The policy, which will take effect in the fall 2013 semester, bans UNC system schools from assigning students of the opposite sex to campus housing unless those students are siblings, parent and child or legally married.
UNC-Chapel Hill had planned on instituting a gender-neutral housing pilot program in the fall. The program, which would have included 32 spaces in Carmichael Residence Hall, Craige North and Ram Village, was approved by the UNC Board of Trustees in November.
BOG Chairman Peter Hans said he thinks there are other ways to ensure student safety in on-campus housing than gender-neutral accommodations.
“Our board wants every student to be safe and comfortable and included,” Hans said. “The board believes there are more practical ways to achieve that goal than assigning young men and women to the same campus suite.”
David Powers, BOG member and chair of the University Governance Committee, said the gender-neutral housing issue had previously generated attention in the North Carolina General Assembly, something he said he thought distracted legislators from budget and policy issues.

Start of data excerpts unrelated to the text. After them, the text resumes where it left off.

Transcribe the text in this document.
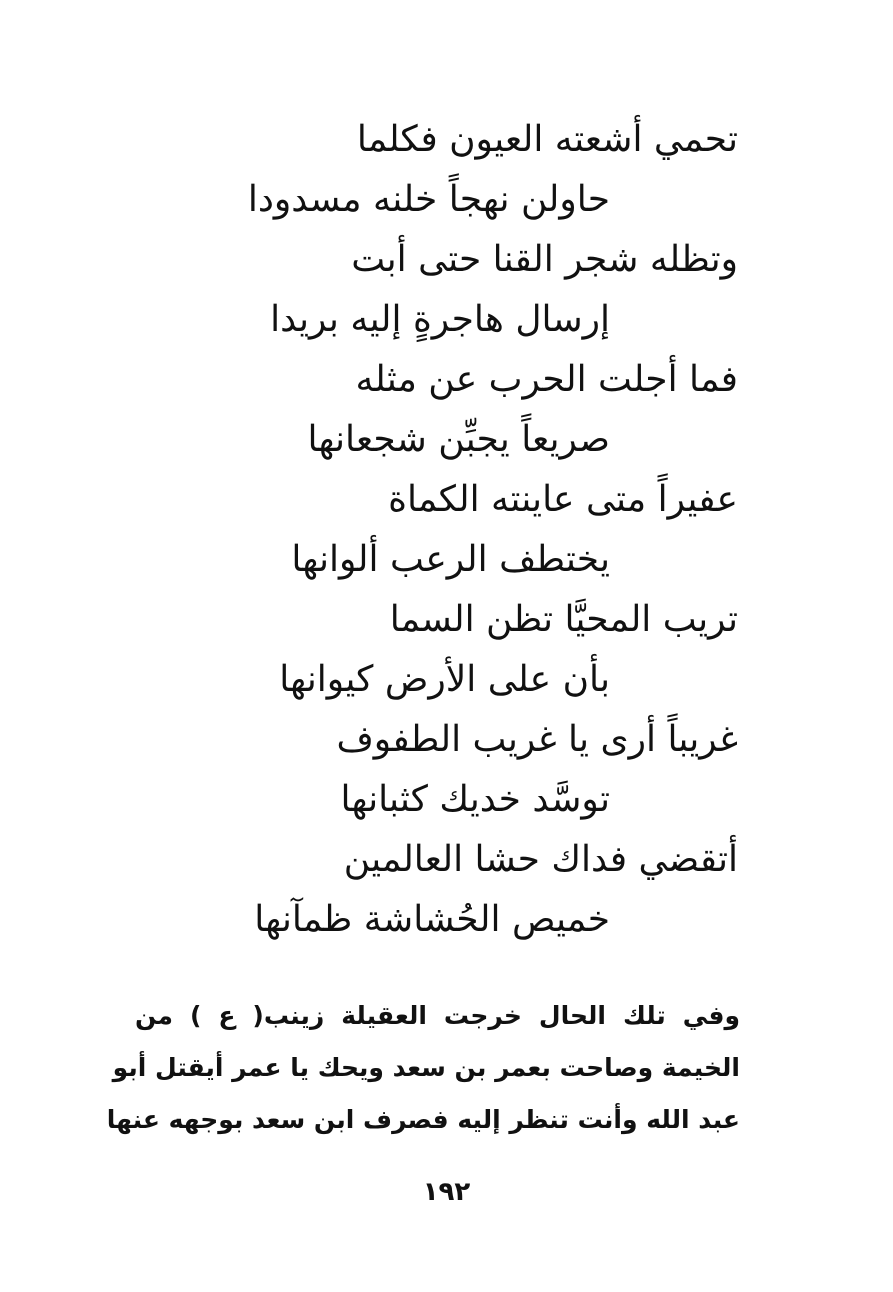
تحمي أشعته العيون فكلما
حاولن نهجاً خلنه مسدودا
وتظله شجر القنا حتى أبت
إرسال هاجرةٍ إليه بريدا
فما أجلت الحرب عن مثله
صريعاً يجبِّن شجعانها
عفيراً متى عاينته الكماة
يختطف الرعب ألوانها
تريب المحيَّا تظن السما
بأن على الأرض كيوانها
غريباً أرى يا غريب الطفوف
توسَّد خديك كثبانها
أتقضي فداك حشا العالمين
خميص الحُشاشة ظمآنها
وفي تلك الحال خرجت العقيلة زينب( ع ) من
الخيمة وصاحت بعمر بن سعد ويحك يا عمر أيقتل أبو
عبد الله وأنت تنظر إليه فصرف ابن سعد بوجهه عنها
١٩٢
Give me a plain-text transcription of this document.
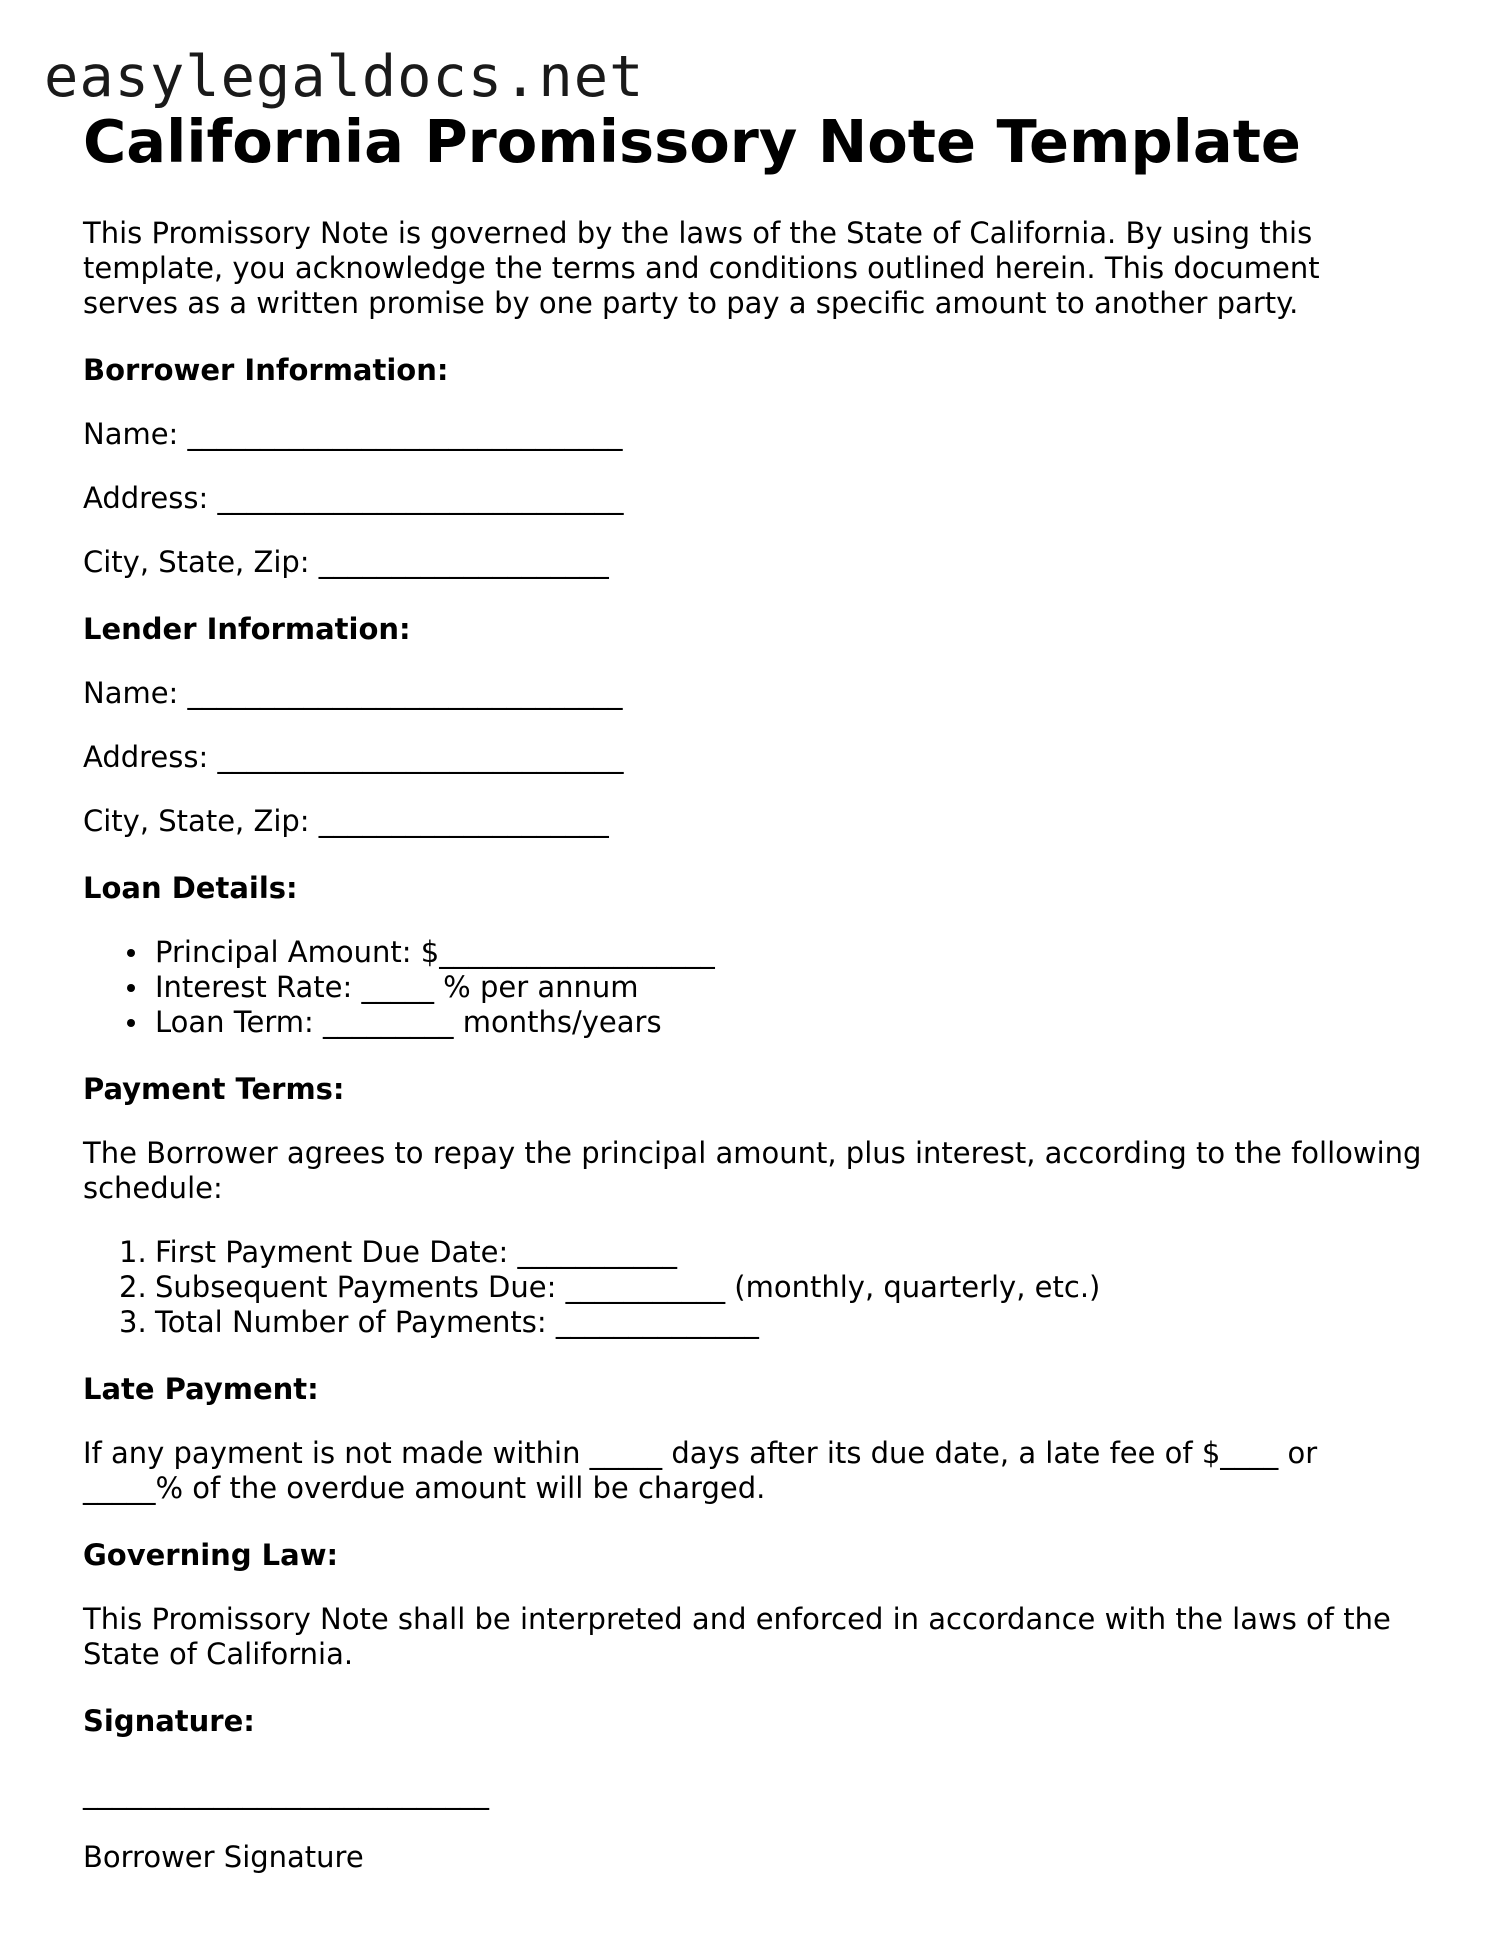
easylegaldocs.net
California Promissory Note Template

This Promissory Note is governed by the laws of the State of California. By using this template, you acknowledge the terms and conditions outlined herein. This document serves as a written promise by one party to pay a specific amount to another party.

Borrower Information:
Name: ______________________________
Address: ____________________________
City, State, Zip: ____________________
Lender Information:
Name: ______________________________
Address: ____________________________
City, State, Zip: ____________________
Loan Details:
Principal Amount: $___________________
Interest Rate: _____ % per annum
Loan Term: _________ months/years
Payment Terms:

The Borrower agrees to repay the principal amount, plus interest, according to the following schedule:

1. First Payment Due Date: ___________
2. Subsequent Payments Due: ___________ (monthly, quarterly, etc.)
3. Total Number of Payments: ______________
Late Payment:

If any payment is not made within _____ days after its due date, a late fee of $____ or _____% of the overdue amount will be charged.

Governing Law:

This Promissory Note shall be interpreted and enforced in accordance with the laws of the State of California.

Signature:
____________________________
Borrower Signature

“The constituent institutions will now have a clear and consistent policy,” Powers said. “It appears that many public institutions have considered similar policies to the one the UNC-CH trustees approved, but decided not to act.”
But supporters of gender-neutral housing say the ban will hurt the LGBT community, especially transgender students — the group the housing plan was largely aimed at protecting.
Gonsalo Agudelo, a recent UNC-Charlotte graduate and a member of LGBT activism group Campus Pride, was in attendance at the BOG meeting to protest the move. He said he thought the BOG planned the timing of the vote so that no one from the LGBT community could be represented.
“This directly shows that there is no support for our (transgender) students,” Agudelo said. “There is no student input.”
Shane Windmeyer, the executive director and founder of Campus Pride, said the ban was passed by consent because the board wanted to avoid discussion. Windmeyer also noted that the issue was taken up at a time when students were not yet on campus.
“My hope was it would’ve been discussed today,” he said. “There was no research or info about the health and safety.”
Kevin Claybren, a UNC senior who led the campaign for gender-neutral housing on campus, said discussion of the issue will not go away.
“We’re only going to go bigger, we’re only going to go harder,” Claybren said. “We’ll take it to the state level at this point.”